Conservation of Culture

Q) Why do we need to conserve culture? Describe the main areas of Indian culture where conservation is needed?

Q) Identify important areas from the Indian tourism point of view where conservation is required. Explain with relevant examples?

Q) What should be the role of the government in the preservation, conservation of culture while promoting tourism?

Conservation has to be a concerted effort. It cannot be achieved in one area in isolation. Participation of local population is the most important aspect of conservation. The government with vast resources is definitely in a position to help in conservation efforts.

1. Conservation of Natural Heritage

The geographical diversity of India is unmatched. We have Goan beaches, deserts in Rajasthan, mighty Himalayas etc. But the most important feature of our natural heritage is the National parks and wildlife sanctuaries. National heritage is a strong marketing point in tourism. Uni-horn Rhino in Kaziranga, Tiger in Ranthambore and elephants of Periyar are examples. The increasing number of tourists is causing air, noise pollutions and affecting the eco system. The carrying capacities should be worked out by the tourism authorities in consultation with forest authorities and work out the no.of visitors to be allowed per day. This is already in practice at Ranthambore.

Eco-tourism aims at promoting a kind of responsible tourism which is eco-friendly and does not destroy the environmental balance. If we fail to preserve our natural heritage, other areas of our heritage dependent on natural heritage will also be destroyed. Authorities should formulate Do's and Don'ts for tourists, which should be enforced strictly. Visitors need to be educated about carrying capacity of the destination.

The income from entry fee must be invested back for long term measures to preserve the landscape and its constituents. Investment should be make in R & D for proper care of the destination. We can replicate the successful models employed by national parks in USA and Europe after altering them to suit our specific needs.

2. Conservation of Historical Heritage

Historical heritage includes religious monuments, archaeological sites, palaces, houses etc. Laws must be enacted for the conservation of historical monuments. France was the first to enact a law to protect cultural property in 1809. In 1878 Indian Treasure Trove Act was passed. Greece and Egypt passed similar Acts. Ancient monuments preservation act and antiquities act were also passed by India. Archaeological Survey of India (ASI) was established in 1861 for the preservation of monuments and archaeological sites. Other states have also enacted laws based on central laws.
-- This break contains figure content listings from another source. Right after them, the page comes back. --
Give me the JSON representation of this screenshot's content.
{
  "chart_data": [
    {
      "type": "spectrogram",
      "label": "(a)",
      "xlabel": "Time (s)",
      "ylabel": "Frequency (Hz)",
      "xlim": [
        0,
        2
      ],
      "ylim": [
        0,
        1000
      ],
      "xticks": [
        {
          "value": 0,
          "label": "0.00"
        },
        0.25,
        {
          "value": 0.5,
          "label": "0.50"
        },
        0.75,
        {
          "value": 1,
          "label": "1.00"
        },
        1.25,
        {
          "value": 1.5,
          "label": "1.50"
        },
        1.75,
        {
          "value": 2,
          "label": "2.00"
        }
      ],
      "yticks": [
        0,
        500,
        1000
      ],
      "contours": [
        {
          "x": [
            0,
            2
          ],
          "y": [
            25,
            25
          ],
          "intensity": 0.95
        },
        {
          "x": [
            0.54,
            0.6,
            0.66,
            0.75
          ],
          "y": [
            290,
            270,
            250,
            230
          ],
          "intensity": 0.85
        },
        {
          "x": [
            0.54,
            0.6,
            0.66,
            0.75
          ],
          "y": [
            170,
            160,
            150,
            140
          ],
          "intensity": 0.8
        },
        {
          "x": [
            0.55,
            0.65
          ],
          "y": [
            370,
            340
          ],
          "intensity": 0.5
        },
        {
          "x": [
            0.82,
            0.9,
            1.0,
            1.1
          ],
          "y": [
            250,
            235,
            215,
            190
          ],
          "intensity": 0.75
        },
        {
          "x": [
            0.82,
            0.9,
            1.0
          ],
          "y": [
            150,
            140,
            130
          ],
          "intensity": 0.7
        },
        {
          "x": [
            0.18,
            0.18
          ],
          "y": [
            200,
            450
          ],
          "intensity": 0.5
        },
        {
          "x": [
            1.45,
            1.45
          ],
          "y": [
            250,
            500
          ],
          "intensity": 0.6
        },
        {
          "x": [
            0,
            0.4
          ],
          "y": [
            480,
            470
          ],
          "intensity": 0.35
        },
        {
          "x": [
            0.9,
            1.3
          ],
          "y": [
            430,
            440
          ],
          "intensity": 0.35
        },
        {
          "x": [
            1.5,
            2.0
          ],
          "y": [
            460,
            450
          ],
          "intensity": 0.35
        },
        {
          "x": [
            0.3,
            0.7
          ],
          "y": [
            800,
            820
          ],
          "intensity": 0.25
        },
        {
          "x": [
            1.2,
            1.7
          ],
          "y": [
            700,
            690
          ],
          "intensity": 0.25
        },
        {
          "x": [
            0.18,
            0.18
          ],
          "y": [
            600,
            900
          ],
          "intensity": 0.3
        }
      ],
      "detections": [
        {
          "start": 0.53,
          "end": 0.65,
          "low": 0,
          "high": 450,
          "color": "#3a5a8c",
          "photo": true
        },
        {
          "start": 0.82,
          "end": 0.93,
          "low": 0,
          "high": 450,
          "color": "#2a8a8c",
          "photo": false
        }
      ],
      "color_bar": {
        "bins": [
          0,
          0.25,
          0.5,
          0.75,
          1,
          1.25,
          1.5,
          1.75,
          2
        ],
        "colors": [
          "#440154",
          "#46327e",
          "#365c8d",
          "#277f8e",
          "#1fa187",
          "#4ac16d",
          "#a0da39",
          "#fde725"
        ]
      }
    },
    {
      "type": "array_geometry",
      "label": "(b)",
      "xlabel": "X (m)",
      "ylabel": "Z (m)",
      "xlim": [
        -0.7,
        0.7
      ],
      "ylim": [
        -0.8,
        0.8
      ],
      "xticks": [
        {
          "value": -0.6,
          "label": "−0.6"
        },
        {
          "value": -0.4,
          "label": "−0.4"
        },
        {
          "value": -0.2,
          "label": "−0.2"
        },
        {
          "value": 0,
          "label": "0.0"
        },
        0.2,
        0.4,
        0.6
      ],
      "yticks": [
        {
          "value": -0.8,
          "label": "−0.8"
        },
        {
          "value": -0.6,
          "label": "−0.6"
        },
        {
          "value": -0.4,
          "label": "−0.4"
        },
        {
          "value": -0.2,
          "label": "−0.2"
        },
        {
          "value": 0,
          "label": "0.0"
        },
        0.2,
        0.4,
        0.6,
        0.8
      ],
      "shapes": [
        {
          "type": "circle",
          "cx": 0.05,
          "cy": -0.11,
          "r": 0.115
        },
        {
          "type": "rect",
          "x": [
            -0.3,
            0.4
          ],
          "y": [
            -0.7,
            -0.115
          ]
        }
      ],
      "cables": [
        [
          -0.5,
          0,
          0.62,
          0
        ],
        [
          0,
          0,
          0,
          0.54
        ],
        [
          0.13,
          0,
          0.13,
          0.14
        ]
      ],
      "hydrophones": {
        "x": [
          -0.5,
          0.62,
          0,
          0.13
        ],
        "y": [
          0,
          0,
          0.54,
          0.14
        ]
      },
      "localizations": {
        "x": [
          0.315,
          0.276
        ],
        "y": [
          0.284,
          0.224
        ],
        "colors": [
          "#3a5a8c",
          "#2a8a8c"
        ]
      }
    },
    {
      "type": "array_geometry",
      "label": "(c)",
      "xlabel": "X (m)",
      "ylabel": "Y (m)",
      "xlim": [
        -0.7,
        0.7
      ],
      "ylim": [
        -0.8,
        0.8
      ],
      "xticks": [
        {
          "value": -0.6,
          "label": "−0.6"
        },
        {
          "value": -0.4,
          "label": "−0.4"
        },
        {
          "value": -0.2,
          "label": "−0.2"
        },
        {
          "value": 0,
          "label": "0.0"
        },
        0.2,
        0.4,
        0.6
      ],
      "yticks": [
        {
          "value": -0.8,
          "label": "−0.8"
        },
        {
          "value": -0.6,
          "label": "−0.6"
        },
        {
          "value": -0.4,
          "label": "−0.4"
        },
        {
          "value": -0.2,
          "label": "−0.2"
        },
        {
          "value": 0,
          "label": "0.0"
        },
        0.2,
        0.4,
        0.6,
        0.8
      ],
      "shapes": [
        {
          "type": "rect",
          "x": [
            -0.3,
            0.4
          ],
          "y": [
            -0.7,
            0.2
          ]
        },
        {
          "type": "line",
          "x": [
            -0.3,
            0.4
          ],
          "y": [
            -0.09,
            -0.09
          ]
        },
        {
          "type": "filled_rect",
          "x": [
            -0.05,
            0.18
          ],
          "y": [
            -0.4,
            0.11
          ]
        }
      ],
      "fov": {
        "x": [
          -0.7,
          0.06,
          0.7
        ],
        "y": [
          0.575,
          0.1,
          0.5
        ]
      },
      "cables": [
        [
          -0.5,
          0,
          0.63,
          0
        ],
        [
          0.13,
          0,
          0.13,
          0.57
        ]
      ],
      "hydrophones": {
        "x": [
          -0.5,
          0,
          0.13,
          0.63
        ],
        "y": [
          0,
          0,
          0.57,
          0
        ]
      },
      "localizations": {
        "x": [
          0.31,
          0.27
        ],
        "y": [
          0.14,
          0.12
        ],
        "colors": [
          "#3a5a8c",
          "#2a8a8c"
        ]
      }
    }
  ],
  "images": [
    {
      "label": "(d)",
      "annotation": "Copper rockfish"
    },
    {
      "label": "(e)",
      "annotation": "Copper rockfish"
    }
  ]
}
World Heritage sites were declared by UNESCO for the protection of sites and monuments which are the concern of mankind. India has 16 cultural sites and 4 natural sites. Main problems in conservation of monuments are
  • Lack of awareness and importance by general public about monuments
  • Lack of infrastructure and man power
  • Defacement by visitors
  • Lack of co-ordination between governmental and non-governmental agencies
Agencies with expertise of preservation are
  • Archaeological Survey of India
  • State departments of archaeology & museum
  • National research laboratory for conservation
The no.of visitors must be limited keeping in mind the condition of the monuments. Visitors must be educated about conservation so that they behave responsibly inside such monuments. Revenue should be invested back for conservation. Large no.of monuments outside the list are defaced by locals with vested interests. Eg: Windows and doors of such houses are pulled out in Rajasthan and Gujarat.

3. Conservation of Artistic and Cultural Heritage

Our artistic and cultural heritage is our USP in international tourism market. While tourists are welcome to observe and understand our celebrations, efforts must be taken to insulate our heritage from getting affected by visitors' lifestyle. Eg: Pushkar Fair in Rajasthan became an area of drug use. Authentic Indian style of paintings and handicrafts have now become more tourist oriented. Their originality is lost.

4. Conservation of Socio-Economic Heritage

In an effort to attract tourists, states are opening up fragile areas like deserts, tribal areas, hills and coastal areas for tourists. AIDS have been reported in Jaisalmer as a result of this opening up policy. The behavioral pattern of young generation in Jaisalmer is similar to that of tourists which is a worrying sign. At Beneshwar tribal fair, due to lack of awareness tourists took photos of bathing tribal women which led to unrest. After this, Rajasthan stopped promoting this event to tourists.

While promoting tourism in sensitive areas, the authorities must consider
  • Carrying capacity
  • Special nature of fairs/festivals
  • Sensibilities of locals
  • Educating visitors about Do's and Don'ts
  • Discourage long stays by tourists
  • Only special interest tourists who are really interested must be allowed
  • Locals must be associated in tourism activities to reap economic benefits
  • Restricted heritage zones and open areas for tourists must be well defined
Such restrictions have really helped in preserving the heritage of Andaman and Nicobar and Lakshadweep Islands.